I bandi regionali, diversamente, hanno durata e dotazione finanziaria sicuramente inferiore ma, a differenza degli altri, sono costruiti sulle esigenze specifiche dei singoli territori e delle aziende che su quei territori insistono.

Come vincere un bando

Al momento sono molti i bandi aperti e di prossima apertura che hanno una dotazione finanziaria importante, bandi che impattano su tutti i settori di attività, su tutto il territorio nazionale seppure in parte diversi tra le regioni.

Dunque, è importante per le aziende interessate attivare un monitoraggio e predisporre la documentazione necessaria per essere pronte.
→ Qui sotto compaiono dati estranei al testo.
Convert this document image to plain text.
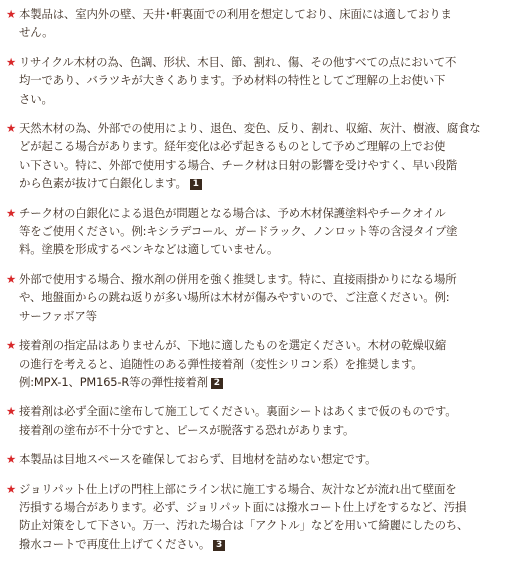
★ 本製品は、室内外の壁、天井･軒裏面での利用を想定しており、床面には適しておりま
せん。
★ リサイクル木材の為、色調、形状、木目、節、割れ、傷、その他すべての点において不
均一であり、バラツキが大きくあります。予め材料の特性としてご理解の上お使い下
さい。
★ 天然木材の為、外部での使用により、退色、変色、反り、割れ、収縮、灰汁、樹液、腐食な
どが起こる場合があります。経年変化は必ず起きるものとして予めご理解の上でお使
い下さい。特に、外部で使用する場合、チーク材は日射の影響を受けやすく、早い段階
から色素が抜けて白銀化します。 1
★ チーク材の白銀化による退色が問題となる場合は、予め木材保護塗料やチークオイル
等をご使用ください。例:キシラデコール、ガードラック、ノンロット等の含浸タイプ塗
料。塗膜を形成するペンキなどは適していません。
★ 外部で使用する場合、撥水剤の併用を強く推奨します。特に、直接雨掛かりになる場所
や、地盤面からの跳ね返りが多い場所は木材が傷みやすいので、ご注意ください。例:
サーファボア等
★ 接着剤の指定品はありませんが、下地に適したものを選定ください。木材の乾燥収縮
の進行を考えると、追随性のある弾性接着剤（変性シリコン系）を推奨します。
例:MPX-1、PM165-R等の弾性接着剤 2
★ 接着剤は必ず全面に塗布して施工してください。裏面シートはあくまで仮のものです。
接着剤の塗布が不十分ですと、ピースが脱落する恐れがあります。
★ 本製品は目地スペースを確保しておらず、目地材を詰めない想定です。
★ ジョリパット仕上げの門柱上部にライン状に施工する場合、灰汁などが流れ出て壁面を
汚損する場合があります。必ず、ジョリパット面には撥水コート仕上げをするなど、汚損
防止対策をして下さい。万一、汚れた場合は「アクトル」などを用いて綺麗にしたのち、
撥水コートで再度仕上げてください。 3
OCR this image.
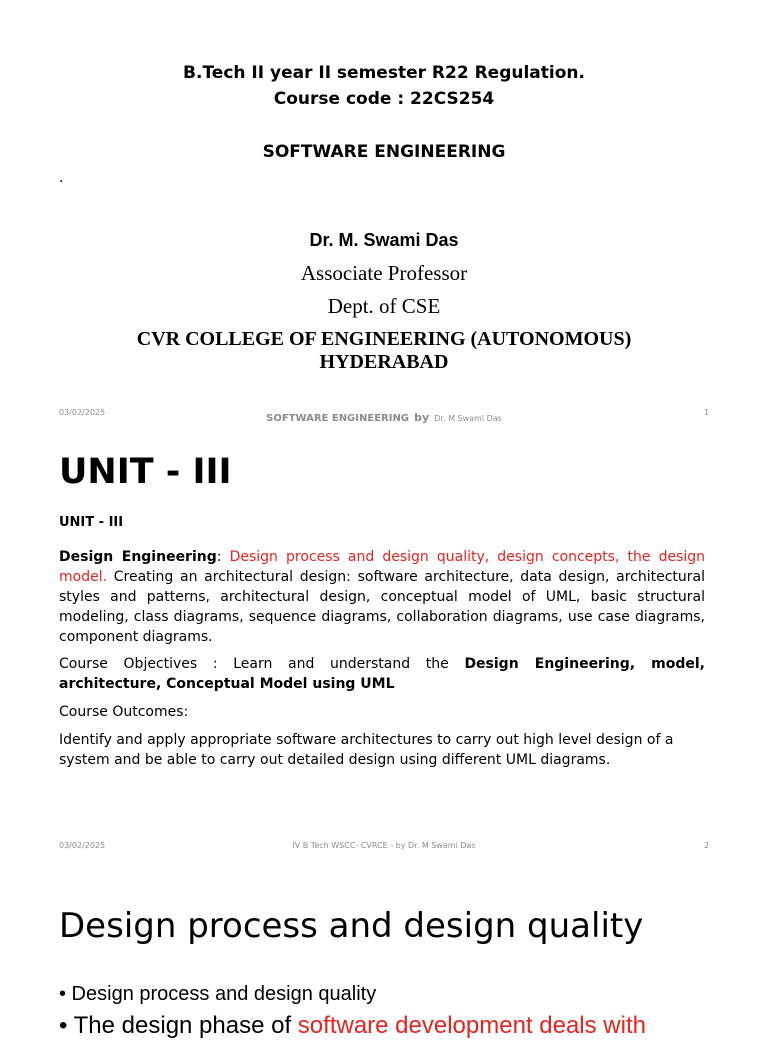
B.Tech II year II semester R22 Regulation.
Course code : 22CS254
SOFTWARE ENGINEERING
.
Dr. M. Swami Das
Associate Professor
Dept. of CSE
CVR COLLEGE OF ENGINEERING (AUTONOMOUS)
HYDERABAD
03/02/2025
SOFTWARE ENGINEERING by Dr. M Swami Das
1
UNIT - III
UNIT - III
Design Engineering: Design process and design quality, design concepts, the design model. Creating an architectural design: software architecture, data design, architectural styles and patterns, architectural design, conceptual model of UML, basic structural modeling, class diagrams, sequence diagrams, collaboration diagrams, use case diagrams, component diagrams.
Course Objectives : Learn and understand the Design Engineering, model, architecture, Conceptual Model using UML
Course Outcomes:
Identify and apply appropriate software architectures to carry out high level design of a system and be able to carry out detailed design using different UML diagrams.
03/02/2025	IV B Tech WSCC- CVRCE - by Dr. M Swami Das	2
Design process and design quality
• Design process and design quality
• The design phase of software development deals with
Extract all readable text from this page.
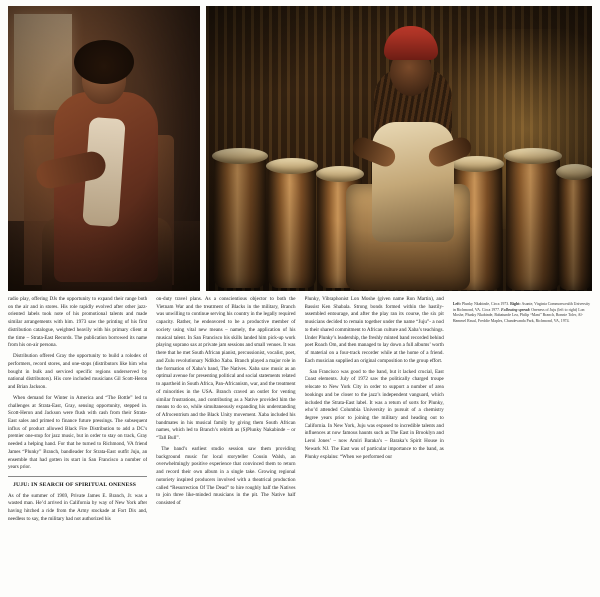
radio play, offering DJs the opportunity to expand their range both on the air and in stores. His role rapidly evolved after other jazz-oriented labels took note of his promotional talents and made similar arrangements with him. 1973 saw the printing of his first distribution catalogue, weighted heavily with his primary client at the time – Strata-East Records. The publication borrowed its name from his on-air persona.

Distribution offered Gray the opportunity to build a rolodex of performers, record stores, and one-stops (distributors like him who bought in bulk and serviced specific regions underserved by national distributors). His core included musicians Gil Scott-Heron and Brian Jackson.

When demand for Winter in America and “The Bottle” led to challenges at Strata-East, Gray, sensing opportunity, stepped in. Scott-Heron and Jackson were flush with cash from their Strata-East sales and primed to finance future pressings. The subsequent influx of product allowed Black Fire Distribution to add a DC’s premier one-stop for jazz music, but in order to stay on track, Gray needed a helping hand. For that he turned to Richmond, VA friend James “Plunky” Branch, bandleader for Strata-East outfit Juju, an ensemble that had gotten its start in San Francisco a number of years prior.

JUJU: IN SEARCH OF SPIRITUAL ONENESS

As of the summer of 1969, Private James E. Branch, Jr. was a wasted man. He’d arrived in California by way of New York after having hitched a ride from the Army stockade at Fort Dix and, needless to say, the military had not authorized his

on-duty travel plans. As a conscientious objector to both the Vietnam War and the treatment of Blacks in the military, Branch was unwilling to continue serving his country in the legally required capacity. Rather, he endeavored to be a productive member of society using vital new means – namely, the application of his musical talent. In San Francisco his skills landed him pick-up work playing soprano sax at private jam sessions and small venues. It was there that he met South African pianist, percussionist, vocalist, poet, and Zulu revolutionary Ndikho Xaba. Branch played a major role in the formation of Xaba’s band, The Natives. Xaba saw music as an optimal avenue for presenting political and social statements related to apartheid in South Africa, Pan-Africanism, war, and the treatment of minorities in the USA. Branch craved an outlet for venting similar frustrations, and contributing as a Native provided him the means to do so, while simultaneously expanding his understanding of Afrocentrism and the Black Unity movement. Xaba included his bandmates in his musical family by giving them South African names, which led to Branch’s rebirth as (S)Plunky Nakabinde – or “Tall Bull”.

The band’s earliest studio session saw them providing background music for local storyteller Cousin Walsh, an overwhelmingly positive experience that convinced them to return and record their own album in a single take. Growing regional notoriety inspired producers involved with a theatrical production called “Resurrection Of The Dead” to hire roughly half the Natives to join three like-minded musicians in the pit. The Native half consisted of

Plunky, Vibraphonist Lon Moshe (given name Ron Martin), and Bassist Ken Shabala. Strong bonds formed within the hastily-assembled entourage, and after the play ran its course, the six pit musicians decided to remain together under the name “Juju”- a nod to their shared commitment to African culture and Xaba’s teachings. Under Plunky’s leadership, the freshly minted band recorded behind poet Roach Om, and then managed to lay down a full albums’ worth of material on a four-track recorder while at the home of a friend. Each musician supplied an original composition to the group effort.

San Francisco was good to the band, but it lacked crucial, East Coast elements. July of 1972 saw the politically charged troupe relocate to New York City in order to support a number of area bookings and be closer to the jazz’s independent vanguard, which included the Strata-East label. It was a return of sorts for Plunky, who’d attended Columbia University in pursuit of a chemistry degree years prior to joining the military and heading out to California. In New York, Juju was exposed to incredible talents and influences at now famous haunts such as The East in Brooklyn and Leroi Jones’ – now Amiri Baraka’s – Baraka’s Spirit House in Newark NJ. The East was of particular importance to the band, as Plunky explains: “When we performed our

Left: Plunky Nkabinde, Circa 1973. Right: Asante, Virginia Commonwealth University in Richmond, VA. Circa 1977. Following spread: Oneness of Juju (left to right) Lon Moshe, Plunky Nkabinde, Babatunde Lea, Philip “Mani” Branch, Ronnie Toler, Al-Hammel Rasul, Freddie Maples, Chundevanda Park, Richmond, VA, 1974.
La cosa importante, infatti, è farsi trovare pronti e per far questo le aziende devono:

  1. avere le idee chiare sul progetto per cui richiedere il finanziamento,
  2. tenere sotto controllo tutte opportunità che si presentano,
  3. e quando ne arriva una che risponde al progetto ipotizzato, predisporre tutta la documentazione necessaria, presentarla e gestire le attività successive della rendicontazione.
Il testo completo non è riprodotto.